- Born: Clackmannan, Scotland
- Died: 23 July 1403
- Spouse: Isabel Stewart
- Children: Robert, Edward, James, Alexander, Thomas, and Helen
- Parent(s): Thomas Bruce Marjorie Charteris

= Robert Bruce, 2nd Baron of Clackmannan =

Scottish nobleman (died 1403)

Sir Robert Bruce, 2nd Baron of Clackmannan & Rate (originally Robert de Bruys; - died 23 July 1403) was the son of Thomas Bruce and Marjorie Charteris of Stenhouse.

==Background==
Robert Bruce was born in Clackmannan, Scotland, the son of Thomas Bruce and his wife Marjory. Robert received more land in Clackmannan in 1359 from his cousin, King David II, and additional land in Rate, Scotland in 1367.
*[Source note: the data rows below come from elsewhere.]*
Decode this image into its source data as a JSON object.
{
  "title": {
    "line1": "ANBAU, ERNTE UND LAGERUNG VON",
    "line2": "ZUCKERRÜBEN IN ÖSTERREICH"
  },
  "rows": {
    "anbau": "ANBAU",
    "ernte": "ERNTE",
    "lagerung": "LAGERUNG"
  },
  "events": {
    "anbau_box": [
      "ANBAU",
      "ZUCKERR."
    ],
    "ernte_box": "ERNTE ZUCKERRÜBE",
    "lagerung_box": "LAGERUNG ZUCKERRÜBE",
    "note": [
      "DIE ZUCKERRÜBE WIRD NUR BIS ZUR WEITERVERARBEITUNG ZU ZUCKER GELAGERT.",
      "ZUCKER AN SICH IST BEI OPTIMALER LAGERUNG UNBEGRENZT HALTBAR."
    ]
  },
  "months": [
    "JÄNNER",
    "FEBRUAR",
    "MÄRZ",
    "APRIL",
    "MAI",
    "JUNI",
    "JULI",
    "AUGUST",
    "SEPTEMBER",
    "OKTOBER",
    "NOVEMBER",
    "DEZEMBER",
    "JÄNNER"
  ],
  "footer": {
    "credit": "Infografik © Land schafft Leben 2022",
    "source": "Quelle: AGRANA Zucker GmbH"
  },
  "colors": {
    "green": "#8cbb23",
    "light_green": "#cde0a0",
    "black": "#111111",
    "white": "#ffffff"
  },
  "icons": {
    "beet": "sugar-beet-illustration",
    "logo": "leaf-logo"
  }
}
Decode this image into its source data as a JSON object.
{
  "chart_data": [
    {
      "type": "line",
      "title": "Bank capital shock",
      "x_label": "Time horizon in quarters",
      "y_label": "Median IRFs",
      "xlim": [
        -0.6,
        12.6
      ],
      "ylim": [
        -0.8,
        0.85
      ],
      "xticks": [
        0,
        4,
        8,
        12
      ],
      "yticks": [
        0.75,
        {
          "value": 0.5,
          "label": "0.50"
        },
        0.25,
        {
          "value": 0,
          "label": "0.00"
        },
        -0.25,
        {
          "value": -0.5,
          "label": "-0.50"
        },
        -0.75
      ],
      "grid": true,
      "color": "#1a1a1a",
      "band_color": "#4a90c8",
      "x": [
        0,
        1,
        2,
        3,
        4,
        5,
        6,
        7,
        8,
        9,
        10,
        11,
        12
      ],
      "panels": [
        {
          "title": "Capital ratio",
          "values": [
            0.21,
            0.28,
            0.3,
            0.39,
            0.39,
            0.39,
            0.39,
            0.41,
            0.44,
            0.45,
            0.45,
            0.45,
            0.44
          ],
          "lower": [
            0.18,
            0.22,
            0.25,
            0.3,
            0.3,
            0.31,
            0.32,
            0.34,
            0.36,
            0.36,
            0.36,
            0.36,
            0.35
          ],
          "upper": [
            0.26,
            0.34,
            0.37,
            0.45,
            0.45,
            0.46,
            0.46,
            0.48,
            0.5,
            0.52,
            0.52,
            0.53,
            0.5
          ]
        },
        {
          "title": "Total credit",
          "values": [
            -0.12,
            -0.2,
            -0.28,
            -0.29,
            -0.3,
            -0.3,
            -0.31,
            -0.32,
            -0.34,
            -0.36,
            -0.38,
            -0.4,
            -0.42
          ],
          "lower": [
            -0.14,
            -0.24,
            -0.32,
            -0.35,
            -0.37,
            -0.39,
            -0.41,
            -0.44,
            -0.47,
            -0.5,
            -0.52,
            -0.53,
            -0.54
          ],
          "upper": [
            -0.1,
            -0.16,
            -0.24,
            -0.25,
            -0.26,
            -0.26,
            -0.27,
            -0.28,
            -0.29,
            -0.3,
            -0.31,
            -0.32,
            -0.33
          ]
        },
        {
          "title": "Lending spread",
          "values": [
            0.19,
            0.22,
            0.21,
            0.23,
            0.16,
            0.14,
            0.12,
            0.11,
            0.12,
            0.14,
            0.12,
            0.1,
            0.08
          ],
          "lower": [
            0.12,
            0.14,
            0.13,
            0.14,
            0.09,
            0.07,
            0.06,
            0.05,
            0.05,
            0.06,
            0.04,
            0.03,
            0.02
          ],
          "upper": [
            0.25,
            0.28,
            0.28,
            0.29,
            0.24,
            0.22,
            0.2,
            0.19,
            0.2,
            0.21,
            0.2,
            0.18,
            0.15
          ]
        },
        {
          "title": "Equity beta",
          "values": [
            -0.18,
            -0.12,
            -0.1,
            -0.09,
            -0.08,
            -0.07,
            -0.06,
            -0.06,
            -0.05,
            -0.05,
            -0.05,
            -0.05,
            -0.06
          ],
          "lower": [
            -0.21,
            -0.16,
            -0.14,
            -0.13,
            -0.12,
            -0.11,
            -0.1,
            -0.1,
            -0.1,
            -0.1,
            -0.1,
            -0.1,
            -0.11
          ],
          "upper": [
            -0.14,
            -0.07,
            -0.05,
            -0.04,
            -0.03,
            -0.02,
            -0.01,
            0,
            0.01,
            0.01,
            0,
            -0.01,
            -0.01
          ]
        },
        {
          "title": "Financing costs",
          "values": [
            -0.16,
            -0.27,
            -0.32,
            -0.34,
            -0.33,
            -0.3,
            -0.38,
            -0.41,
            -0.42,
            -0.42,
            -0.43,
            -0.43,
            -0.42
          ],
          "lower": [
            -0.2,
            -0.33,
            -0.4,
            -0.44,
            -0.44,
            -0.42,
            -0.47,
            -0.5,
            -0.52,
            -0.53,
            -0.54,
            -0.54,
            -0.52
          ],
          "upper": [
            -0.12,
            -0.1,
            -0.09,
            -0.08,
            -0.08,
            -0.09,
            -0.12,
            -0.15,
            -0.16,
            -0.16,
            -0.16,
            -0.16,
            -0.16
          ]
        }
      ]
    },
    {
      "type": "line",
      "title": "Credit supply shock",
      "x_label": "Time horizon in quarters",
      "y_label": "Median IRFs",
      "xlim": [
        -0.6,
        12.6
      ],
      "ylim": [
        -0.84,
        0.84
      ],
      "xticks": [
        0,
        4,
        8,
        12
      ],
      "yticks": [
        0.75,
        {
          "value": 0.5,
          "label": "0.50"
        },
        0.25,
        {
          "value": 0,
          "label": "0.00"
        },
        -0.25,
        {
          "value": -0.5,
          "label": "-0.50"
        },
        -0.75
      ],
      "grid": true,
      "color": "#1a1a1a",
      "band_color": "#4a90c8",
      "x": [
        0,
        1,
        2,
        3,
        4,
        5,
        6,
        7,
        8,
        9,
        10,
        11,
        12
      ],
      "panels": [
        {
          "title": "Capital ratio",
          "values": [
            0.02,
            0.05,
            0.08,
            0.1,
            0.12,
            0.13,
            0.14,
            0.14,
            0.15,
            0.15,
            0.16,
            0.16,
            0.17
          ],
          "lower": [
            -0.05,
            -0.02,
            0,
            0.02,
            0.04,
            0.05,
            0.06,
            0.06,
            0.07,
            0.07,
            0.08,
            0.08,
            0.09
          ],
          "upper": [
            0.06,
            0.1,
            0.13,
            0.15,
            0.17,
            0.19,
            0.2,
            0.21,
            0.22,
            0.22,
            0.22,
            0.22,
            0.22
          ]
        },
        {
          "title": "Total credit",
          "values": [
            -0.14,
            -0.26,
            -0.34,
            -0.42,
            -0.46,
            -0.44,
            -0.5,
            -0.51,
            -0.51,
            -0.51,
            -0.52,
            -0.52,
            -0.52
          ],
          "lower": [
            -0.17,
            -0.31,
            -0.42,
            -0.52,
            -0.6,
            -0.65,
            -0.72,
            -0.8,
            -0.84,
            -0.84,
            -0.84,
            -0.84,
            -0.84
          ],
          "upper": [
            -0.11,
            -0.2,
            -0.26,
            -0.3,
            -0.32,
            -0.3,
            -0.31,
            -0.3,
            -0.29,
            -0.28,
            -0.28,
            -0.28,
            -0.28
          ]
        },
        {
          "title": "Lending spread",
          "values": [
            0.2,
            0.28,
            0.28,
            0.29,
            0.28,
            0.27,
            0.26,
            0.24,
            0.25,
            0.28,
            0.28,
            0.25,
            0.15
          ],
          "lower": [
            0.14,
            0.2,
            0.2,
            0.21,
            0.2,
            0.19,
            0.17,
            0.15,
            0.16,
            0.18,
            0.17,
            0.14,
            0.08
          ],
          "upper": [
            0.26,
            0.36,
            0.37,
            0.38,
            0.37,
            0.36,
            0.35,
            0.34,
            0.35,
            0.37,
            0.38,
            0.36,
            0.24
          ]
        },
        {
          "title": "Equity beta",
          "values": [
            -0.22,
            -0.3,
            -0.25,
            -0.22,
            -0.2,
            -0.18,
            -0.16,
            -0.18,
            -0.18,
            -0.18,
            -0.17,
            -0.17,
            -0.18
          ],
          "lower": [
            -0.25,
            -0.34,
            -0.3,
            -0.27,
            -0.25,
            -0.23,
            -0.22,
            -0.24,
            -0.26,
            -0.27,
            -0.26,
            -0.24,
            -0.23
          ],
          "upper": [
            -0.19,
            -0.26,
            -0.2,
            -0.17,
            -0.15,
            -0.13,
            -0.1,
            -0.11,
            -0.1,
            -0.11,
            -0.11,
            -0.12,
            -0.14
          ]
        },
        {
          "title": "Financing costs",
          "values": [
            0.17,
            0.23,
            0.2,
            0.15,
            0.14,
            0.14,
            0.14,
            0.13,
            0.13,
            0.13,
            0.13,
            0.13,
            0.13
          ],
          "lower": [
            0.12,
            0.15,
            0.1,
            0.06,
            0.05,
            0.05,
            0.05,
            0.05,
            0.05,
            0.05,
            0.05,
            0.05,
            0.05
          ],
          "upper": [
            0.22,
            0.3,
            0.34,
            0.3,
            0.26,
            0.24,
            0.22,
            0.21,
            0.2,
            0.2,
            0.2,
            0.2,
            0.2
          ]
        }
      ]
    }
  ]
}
He married Isabel Stewart, the daughter of Robert Stewart of Durisdeer, Dumfriesshire, with whom he had five sons and a daughter:
- Robert Bruce, 3rd Baron of Clackmannan (died c. 1405)
- Edward Bruce, of Stenhouse: Married Agnes Airth, daughter of Sir William Airth of Airth, around 1417.
- James Bruce: Bishop of Dunkeld
- Alexander Bruce
- Thomas Bruce, of Wester Kennet (who had a charter for those and other lands on 2 May 1389); and
- Helen Bruce: Married David Ross of Balnagown.

Robert was captured and killed on 23 July 1403, during the Battle of Shrewsbury, and his son Robert succeeded him as third baron.